Wednesday, July 21, 2004



He drove aimlessly, yet he knew exactly where he was going. Funny how the mind chooses ignorance over self-understanding during moments of desperation. Sometimes you just don’t want to know why you’re doing what you’re doing. Or tell yourself it’s all somehow just the hands of fate.

But no. Brendan knew exactly where his meanderings would eventually end. Her house. He had to just drive by. Check it out. Then he’d split.

About seven minutes later, he cruised slowly by Brenda’s apartment building. Her light was still on, and there were two shadows moving about that he could see from his angle down on the street. Brenda’s apartment was on the fifth of eight floors, and the window wasn’t that big, so there could easily be more people in there than just the two. Was she throwing a party to celebrate his dismissal from her life? He cursed himself for being such a self-pitying pansy.

Suddenly Brendan didn’t care what she was doing. Or at least told himself so. Either way, he had to get drunk.

He revved the gas on his ‘83 Toyota Celica and shifted into third. The Lucky Shoe was about two blocks north and then three blocks east. The Shoe had shitty service, ugly waitresses, but the stiffest drinks this side of the Palantas Rail tracks. And Brendan had investigated the competition.

He pulled the hatchback into a spot about twenty feet from the front door of the tavern, got out, locked the door, and started trudging toward his next drink. Beam and Coke tonight, he mused.

The scene inside the Shoe was as it typically was on a weeknight. Almost full but strangely quiet. A real drinkers’ bar. Not too much bullshit blowing through the breeze, just the sweet fumes of whiskey and beer. There were a few college kids, two guys and three girls, hanging out by the foosball table, but for the most part the crowd was forty years and older, though most carried an air of exhaustion beyond their age. The years of liver abuse and inhalation of cigarette smoke had taken their toll on most of these sorry souls. After years of being led down the yellow brick road of happiness and fulfillment, they had come to realize, incorrectly or not, that it was all a bunch of bullshit. So they came to the Shoe and drank it away.

The Shoe was real, no sweet taffy exterior to hide the true natures of its customers and employees. And that was what Brendan liked about it. Especially on a night like tonight, when he intended to get completely and utterly blasted.

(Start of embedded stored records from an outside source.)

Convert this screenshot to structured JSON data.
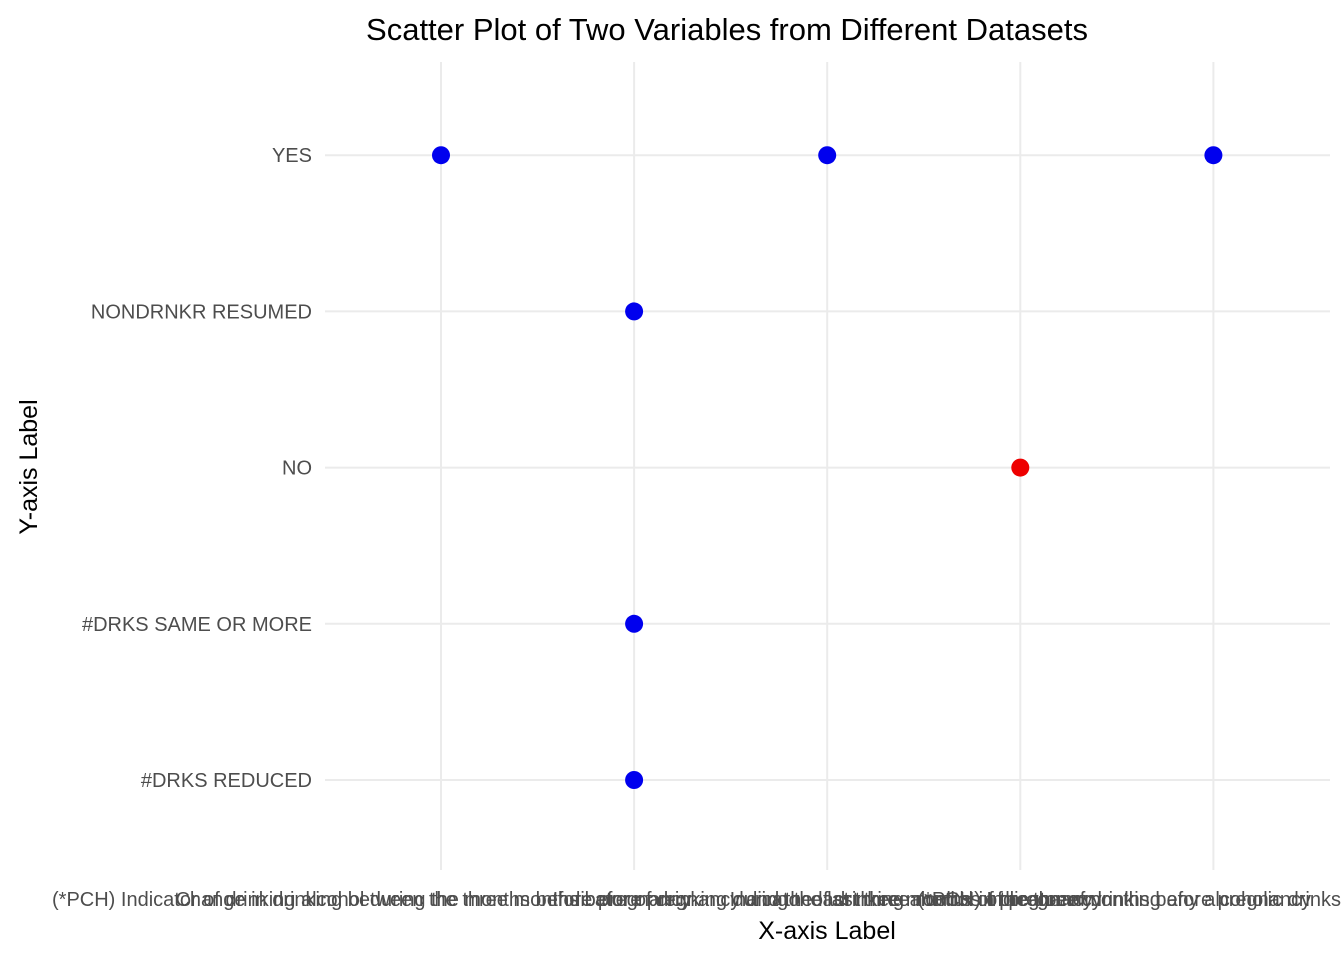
{
  "chart_data": {
    "type": "scatter",
    "title": "Scatter Plot of Two Variables from Different Datasets",
    "xlabel": "X-axis Label",
    "ylabel": "Y-axis Label",
    "x_categories": [
      "(*PCH) Indicator of drinking alcohol during the months before pregnancy",
      "Change in drinking between the three months before pregnancy and the last three months of pregnancy",
      "Indicator of drinking during the last three months of pregnancy",
      "Indicator of drinking alcohol in the three months before pregnancy",
      "(*PCH) Indicator of drinking any alcoholic drinks"
    ],
    "y_categories": [
      "#DRKS REDUCED",
      "#DRKS SAME OR MORE",
      "NO",
      "NONDRNKR RESUMED",
      "YES"
    ],
    "grid": true,
    "legend": "none",
    "points": [
      {
        "x": "(*PCH) Indicator of drinking alcohol during the months before pregnancy",
        "y": "YES",
        "color": "#0000ee"
      },
      {
        "x": "Change in drinking between the three months before pregnancy and the last three months of pregnancy",
        "y": "NONDRNKR RESUMED",
        "color": "#0000ee"
      },
      {
        "x": "Change in drinking between the three months before pregnancy and the last three months of pregnancy",
        "y": "#DRKS SAME OR MORE",
        "color": "#0000ee"
      },
      {
        "x": "Change in drinking between the three months before pregnancy and the last three months of pregnancy",
        "y": "#DRKS REDUCED",
        "color": "#0000ee"
      },
      {
        "x": "Indicator of drinking during the last three months of pregnancy",
        "y": "YES",
        "color": "#0000ee"
      },
      {
        "x": "Indicator of drinking alcohol in the three months before pregnancy",
        "y": "NO",
        "color": "#ee0000"
      },
      {
        "x": "(*PCH) Indicator of drinking any alcoholic drinks",
        "y": "YES",
        "color": "#0000ee"
      }
    ]
  }
}
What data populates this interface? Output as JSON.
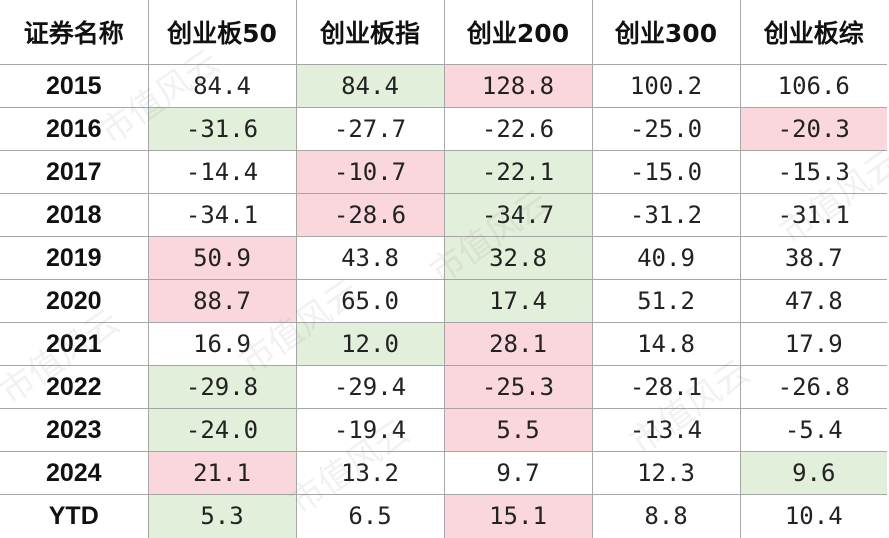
{
  "table": {
    "headers": [
      "证券名称",
      "创业板50",
      "创业板指",
      "创业200",
      "创业300",
      "创业板综"
    ],
    "rows": [
      {
        "label": "2015",
        "cells": [
          {
            "value": "84.4",
            "highlight": "none"
          },
          {
            "value": "84.4",
            "highlight": "green"
          },
          {
            "value": "128.8",
            "highlight": "red"
          },
          {
            "value": "100.2",
            "highlight": "none"
          },
          {
            "value": "106.6",
            "highlight": "none"
          }
        ]
      },
      {
        "label": "2016",
        "cells": [
          {
            "value": "-31.6",
            "highlight": "green"
          },
          {
            "value": "-27.7",
            "highlight": "none"
          },
          {
            "value": "-22.6",
            "highlight": "none"
          },
          {
            "value": "-25.0",
            "highlight": "none"
          },
          {
            "value": "-20.3",
            "highlight": "red"
          }
        ]
      },
      {
        "label": "2017",
        "cells": [
          {
            "value": "-14.4",
            "highlight": "none"
          },
          {
            "value": "-10.7",
            "highlight": "red"
          },
          {
            "value": "-22.1",
            "highlight": "green"
          },
          {
            "value": "-15.0",
            "highlight": "none"
          },
          {
            "value": "-15.3",
            "highlight": "none"
          }
        ]
      },
      {
        "label": "2018",
        "cells": [
          {
            "value": "-34.1",
            "highlight": "none"
          },
          {
            "value": "-28.6",
            "highlight": "red"
          },
          {
            "value": "-34.7",
            "highlight": "green"
          },
          {
            "value": "-31.2",
            "highlight": "none"
          },
          {
            "value": "-31.1",
            "highlight": "none"
          }
        ]
      },
      {
        "label": "2019",
        "cells": [
          {
            "value": "50.9",
            "highlight": "red"
          },
          {
            "value": "43.8",
            "highlight": "none"
          },
          {
            "value": "32.8",
            "highlight": "green"
          },
          {
            "value": "40.9",
            "highlight": "none"
          },
          {
            "value": "38.7",
            "highlight": "none"
          }
        ]
      },
      {
        "label": "2020",
        "cells": [
          {
            "value": "88.7",
            "highlight": "red"
          },
          {
            "value": "65.0",
            "highlight": "none"
          },
          {
            "value": "17.4",
            "highlight": "green"
          },
          {
            "value": "51.2",
            "highlight": "none"
          },
          {
            "value": "47.8",
            "highlight": "none"
          }
        ]
      },
      {
        "label": "2021",
        "cells": [
          {
            "value": "16.9",
            "highlight": "none"
          },
          {
            "value": "12.0",
            "highlight": "green"
          },
          {
            "value": "28.1",
            "highlight": "red"
          },
          {
            "value": "14.8",
            "highlight": "none"
          },
          {
            "value": "17.9",
            "highlight": "none"
          }
        ]
      },
      {
        "label": "2022",
        "cells": [
          {
            "value": "-29.8",
            "highlight": "green"
          },
          {
            "value": "-29.4",
            "highlight": "none"
          },
          {
            "value": "-25.3",
            "highlight": "red"
          },
          {
            "value": "-28.1",
            "highlight": "none"
          },
          {
            "value": "-26.8",
            "highlight": "none"
          }
        ]
      },
      {
        "label": "2023",
        "cells": [
          {
            "value": "-24.0",
            "highlight": "green"
          },
          {
            "value": "-19.4",
            "highlight": "none"
          },
          {
            "value": "5.5",
            "highlight": "red"
          },
          {
            "value": "-13.4",
            "highlight": "none"
          },
          {
            "value": "-5.4",
            "highlight": "none"
          }
        ]
      },
      {
        "label": "2024",
        "cells": [
          {
            "value": "21.1",
            "highlight": "red"
          },
          {
            "value": "13.2",
            "highlight": "none"
          },
          {
            "value": "9.7",
            "highlight": "none"
          },
          {
            "value": "12.3",
            "highlight": "none"
          },
          {
            "value": "9.6",
            "highlight": "green"
          }
        ]
      },
      {
        "label": "YTD",
        "cells": [
          {
            "value": "5.3",
            "highlight": "green"
          },
          {
            "value": "6.5",
            "highlight": "none"
          },
          {
            "value": "15.1",
            "highlight": "red"
          },
          {
            "value": "8.8",
            "highlight": "none"
          },
          {
            "value": "10.4",
            "highlight": "none"
          }
        ]
      }
    ]
  },
  "colors": {
    "highlight_red": "#f9d7dc",
    "highlight_green": "#e2efda",
    "border": "#a6a6a6"
  },
  "watermark": {
    "text": "市值风云"
  }
}
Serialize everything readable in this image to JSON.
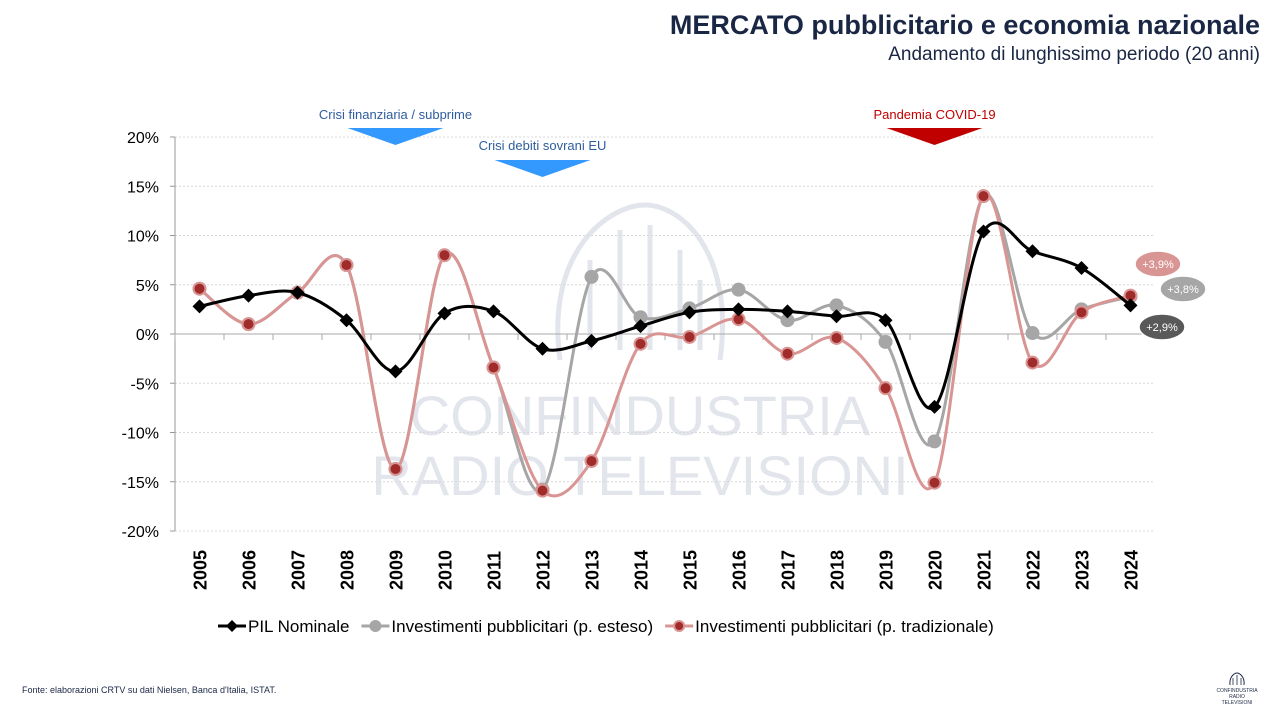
{
  "header": {
    "title": "MERCATO pubblicitario e economia nazionale",
    "subtitle": "Andamento di lunghissimo periodo (20 anni)"
  },
  "footer": {
    "source": "Fonte: elaborazioni CRTV su dati Nielsen, Banca d'Italia, ISTAT.",
    "logo_text": "CONFINDUSTRIA RADIO TELEVISIONI"
  },
  "watermark": {
    "line1": "CONFINDUSTRIA",
    "line2": "RADIO TELEVISIONI"
  },
  "chart_data": {
    "type": "line",
    "title": "",
    "xlabel": "",
    "ylabel": "",
    "ylim": [
      -20,
      20
    ],
    "yticks": [
      20,
      15,
      10,
      5,
      0,
      -5,
      -10,
      -15,
      -20
    ],
    "ytick_labels": [
      "20%",
      "15%",
      "10%",
      "5%",
      "0%",
      "-5%",
      "-10%",
      "-15%",
      "-20%"
    ],
    "grid": true,
    "legend_position": "bottom",
    "categories": [
      "2005",
      "2006",
      "2007",
      "2008",
      "2009",
      "2010",
      "2011",
      "2012",
      "2013",
      "2014",
      "2015",
      "2016",
      "2017",
      "2018",
      "2019",
      "2020",
      "2021",
      "2022",
      "2023",
      "2024"
    ],
    "series": [
      {
        "name": "PIL Nominale",
        "color": "#000000",
        "marker": "diamond",
        "values": [
          2.8,
          3.9,
          4.2,
          1.4,
          -3.8,
          2.1,
          2.3,
          -1.5,
          -0.7,
          0.8,
          2.2,
          2.5,
          2.3,
          1.8,
          1.4,
          -7.4,
          10.4,
          8.4,
          6.7,
          2.9
        ]
      },
      {
        "name": "Investimenti pubblicitari (p. esteso)",
        "color": "#a6a6a6",
        "marker": "circle",
        "values": [
          4.6,
          1.0,
          4.2,
          7.0,
          -13.7,
          8.0,
          -3.4,
          -15.8,
          5.8,
          1.7,
          2.6,
          4.5,
          1.4,
          2.9,
          -0.8,
          -10.9,
          14.0,
          0.1,
          2.5,
          3.8
        ]
      },
      {
        "name": "Investimenti pubblicitari (p. tradizionale)",
        "color": "#d99594",
        "marker_fill": "#a02b2b",
        "marker": "circle",
        "values": [
          4.6,
          1.0,
          4.2,
          7.0,
          -13.7,
          8.0,
          -3.4,
          -15.9,
          -12.9,
          -1.0,
          -0.3,
          1.5,
          -2.0,
          -0.4,
          -5.5,
          -15.1,
          14.0,
          -2.9,
          2.2,
          3.9
        ]
      }
    ],
    "end_labels": [
      {
        "text": "+3,9%",
        "color": "#d99594",
        "series": 2
      },
      {
        "text": "+3,8%",
        "color": "#a6a6a6",
        "series": 1
      },
      {
        "text": "+2,9%",
        "color": "#595959",
        "series": 0
      }
    ],
    "annotations": [
      {
        "text": "Crisi finanziaria / subprime",
        "color": "#2e5d9e",
        "arrow_color": "#3399ff",
        "year": "2009",
        "level": 1
      },
      {
        "text": "Crisi debiti sovrani EU",
        "color": "#2e5d9e",
        "arrow_color": "#3399ff",
        "year": "2012",
        "level": 2
      },
      {
        "text": "Pandemia COVID-19",
        "color": "#c00000",
        "arrow_color": "#c00000",
        "year": "2020",
        "level": 1
      }
    ]
  }
}
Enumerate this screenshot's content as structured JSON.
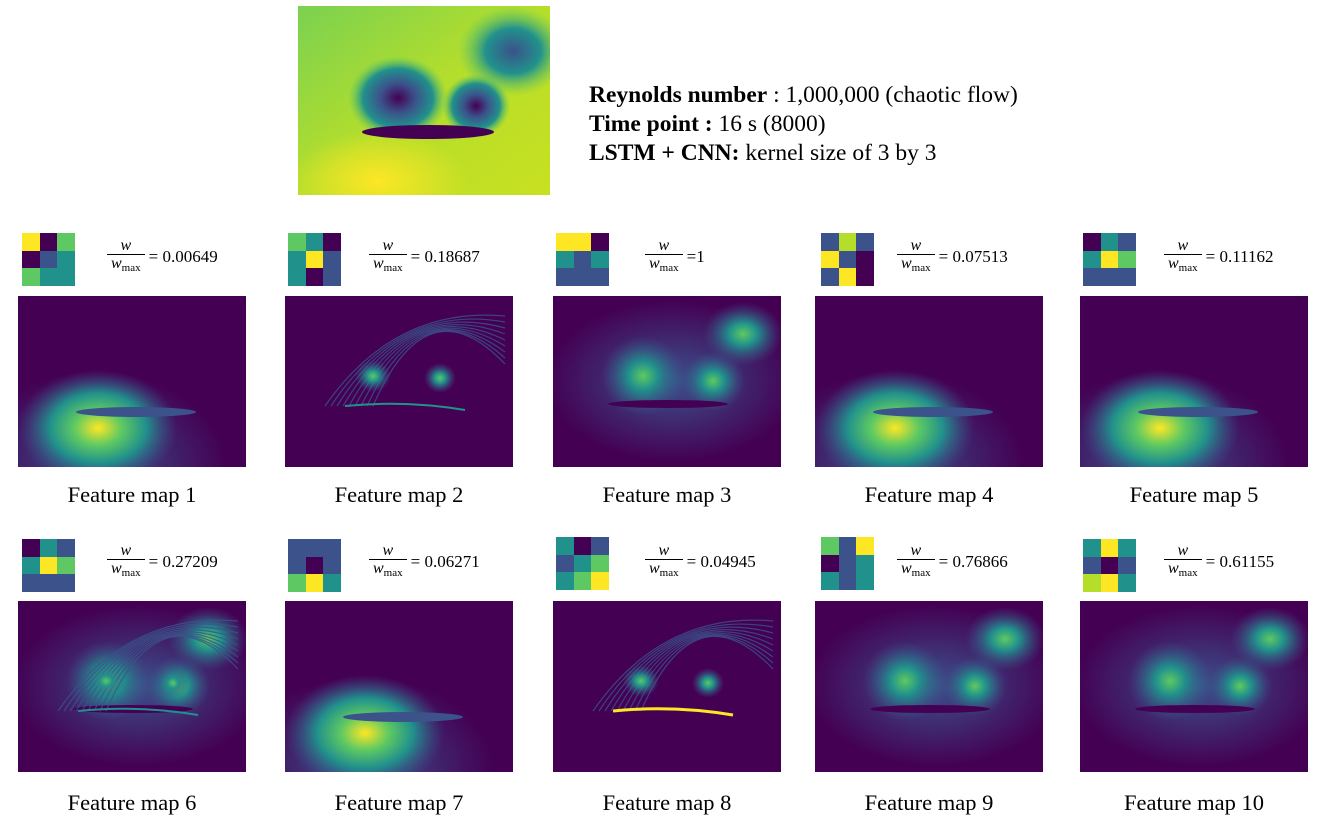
{
  "header": {
    "reynolds_label": "Reynolds number",
    "reynolds_value": " : 1,000,000 (chaotic flow)",
    "time_label": "Time point :",
    "time_value": " 16 s (8000)",
    "model_label": "LSTM + CNN:",
    "model_value": " kernel size of 3 by 3"
  },
  "formula": {
    "numerator": "w",
    "denominator_base": "w",
    "denominator_sub": "max"
  },
  "palette": {
    "dark_purple": "#440154",
    "indigo": "#3b528b",
    "teal": "#21918c",
    "green": "#5ec962",
    "yellow": "#fde725"
  },
  "feature_maps": [
    {
      "caption": "Feature map 1",
      "ratio": "= 0.00649",
      "pattern": "lower",
      "kernel": [
        "#fde725",
        "#440154",
        "#5ec962",
        "#440154",
        "#3b528b",
        "#21918c",
        "#5ec962",
        "#21918c",
        "#21918c"
      ]
    },
    {
      "caption": "Feature map 2",
      "ratio": "= 0.18687",
      "pattern": "edges",
      "kernel": [
        "#5ec962",
        "#21918c",
        "#440154",
        "#21918c",
        "#fde725",
        "#3b528b",
        "#21918c",
        "#440154",
        "#3b528b"
      ]
    },
    {
      "caption": "Feature map 3",
      "ratio": "=1",
      "pattern": "vortex",
      "kernel": [
        "#fde725",
        "#fde725",
        "#440154",
        "#21918c",
        "#3b528b",
        "#21918c",
        "#3b528b",
        "#3b528b",
        "#3b528b"
      ]
    },
    {
      "caption": "Feature map 4",
      "ratio": "= 0.07513",
      "pattern": "lower",
      "kernel": [
        "#3b528b",
        "#b5de2b",
        "#3b528b",
        "#fde725",
        "#3b528b",
        "#440154",
        "#3b528b",
        "#fde725",
        "#440154"
      ]
    },
    {
      "caption": "Feature map 5",
      "ratio": "= 0.11162",
      "pattern": "lower",
      "kernel": [
        "#440154",
        "#21918c",
        "#3b528b",
        "#21918c",
        "#fde725",
        "#5ec962",
        "#3b528b",
        "#3b528b",
        "#3b528b"
      ]
    },
    {
      "caption": "Feature map 6",
      "ratio": "= 0.27209",
      "pattern": "vortex-edges",
      "kernel": [
        "#440154",
        "#21918c",
        "#3b528b",
        "#21918c",
        "#fde725",
        "#5ec962",
        "#3b528b",
        "#3b528b",
        "#3b528b"
      ]
    },
    {
      "caption": "Feature map 7",
      "ratio": "= 0.06271",
      "pattern": "lower",
      "kernel": [
        "#3b528b",
        "#3b528b",
        "#3b528b",
        "#3b528b",
        "#440154",
        "#3b528b",
        "#5ec962",
        "#fde725",
        "#21918c"
      ]
    },
    {
      "caption": "Feature map 8",
      "ratio": "= 0.04945",
      "pattern": "edges-bright",
      "kernel": [
        "#21918c",
        "#440154",
        "#3b528b",
        "#3b528b",
        "#21918c",
        "#5ec962",
        "#21918c",
        "#5ec962",
        "#fde725"
      ]
    },
    {
      "caption": "Feature map 9",
      "ratio": "= 0.76866",
      "pattern": "vortex",
      "kernel": [
        "#5ec962",
        "#3b528b",
        "#fde725",
        "#440154",
        "#3b528b",
        "#21918c",
        "#21918c",
        "#3b528b",
        "#21918c"
      ]
    },
    {
      "caption": "Feature map 10",
      "ratio": "= 0.61155",
      "pattern": "vortex",
      "kernel": [
        "#21918c",
        "#fde725",
        "#21918c",
        "#3b528b",
        "#440154",
        "#3b528b",
        "#b5de2b",
        "#fde725",
        "#21918c"
      ]
    }
  ]
}
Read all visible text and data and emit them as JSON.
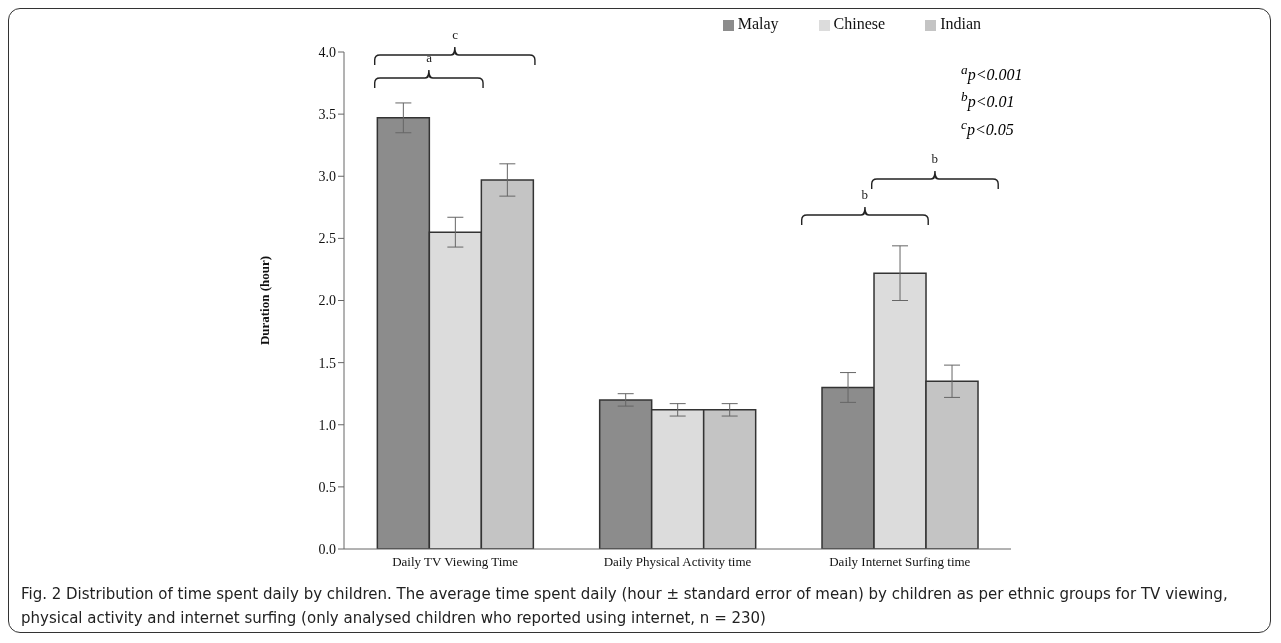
{
  "chart_data": {
    "type": "bar",
    "ylabel": "Duration (hour)",
    "categories": [
      "Daily TV Viewing Time",
      "Daily Physical Activity time",
      "Daily Internet Surfing time"
    ],
    "series": [
      {
        "name": "Malay",
        "color": "#8c8c8c",
        "values": [
          3.47,
          1.2,
          1.3
        ],
        "errors": [
          0.12,
          0.05,
          0.12
        ]
      },
      {
        "name": "Chinese",
        "color": "#dcdcdc",
        "values": [
          2.55,
          1.12,
          2.22
        ],
        "errors": [
          0.12,
          0.05,
          0.22
        ]
      },
      {
        "name": "Indian",
        "color": "#c4c4c4",
        "values": [
          2.97,
          1.12,
          1.35
        ],
        "errors": [
          0.13,
          0.05,
          0.13
        ]
      }
    ],
    "ylim": [
      0,
      4
    ],
    "yticks": [
      {
        "value": 0,
        "label": "0.0"
      },
      {
        "value": 0.5,
        "label": "0.5"
      },
      {
        "value": 1,
        "label": "1.0"
      },
      {
        "value": 1.5,
        "label": "1.5"
      },
      {
        "value": 2,
        "label": "2.0"
      },
      {
        "value": 2.5,
        "label": "2.5"
      },
      {
        "value": 3,
        "label": "3.0"
      },
      {
        "value": 3.5,
        "label": "3.5"
      },
      {
        "value": 4,
        "label": "4.0"
      }
    ],
    "grid": false,
    "legend": "top right",
    "annotations": [
      "a",
      "c",
      "b",
      "b",
      "$^{a}$p<0.001",
      "$^{b}$p<0.01",
      "$^{c}$p<0.05",
      "Fig. 2 Distribution of time spent daily by children. The average time spent daily (hour ± standard error of mean) by children as per ethnic groups for TV viewing, physical activity and internet surfing (only analysed children who reported using internet, n = 230)"
    ]
  }
}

He’d trusted her as he’d trusted no other. His whole life he’d kept himself guarded, protected, never let anyone or anything get to him. Women had come and gone like the wind, never meaning more than a few weeks or months of sex, be it good or not. Sure, he’d cared about them, the way you care for a buddy at the office, or a pet. Brendan had never understood why guys got sprung on girls. Until her.

It was almost a joke. Brenda. How lame of a couple was that? Brendan and Brenda. Just the amount of shit he’d gotten for that alone had him almost dumping her after the first month. But then she got in his head. And his heart. Where he never realized someone could get.

All those times that he’d done the hurting. He never imagined…

Fuck her. Just concentrate on getting as much Jim Beam as possible into your body before closing time, Brendan me boy. And piece it together tomorrow, by golly. Probably not the best attitude, but it would just have to work tonight.

“Look like ya got something on your mind, buddy.” It was the bartender. Brendan had never got his name, and vice versa, but they’d interacted enough that they knew who each other were. The man was fairly large, about 6’3”, 250 pounds probably, with thoughtful, knowing eyes that always made you think there was some kind of serious thought going on behind them.

“Yup. Women, man. Like I’ve never got it before.” What was the use of hiding it? Brendan’s intention was to get so fucked up he would be talking about it to the street lamps by 3 AM.

“Figgered that. Well, if you can’t beat ‘em join ‘em, eh?” said the bartender, with a perfect deadpan expression on his face.

“Yeah, I guess you’re right. Wait a minute, what…” Brendan looked up, and saw a smile slowly creep across the man’s face, more in the eyes than anywhere else.

And then suddenly, as if it had been choreographed, these two friends that didn’t know each other’s names proceeded to have a nice long laugh.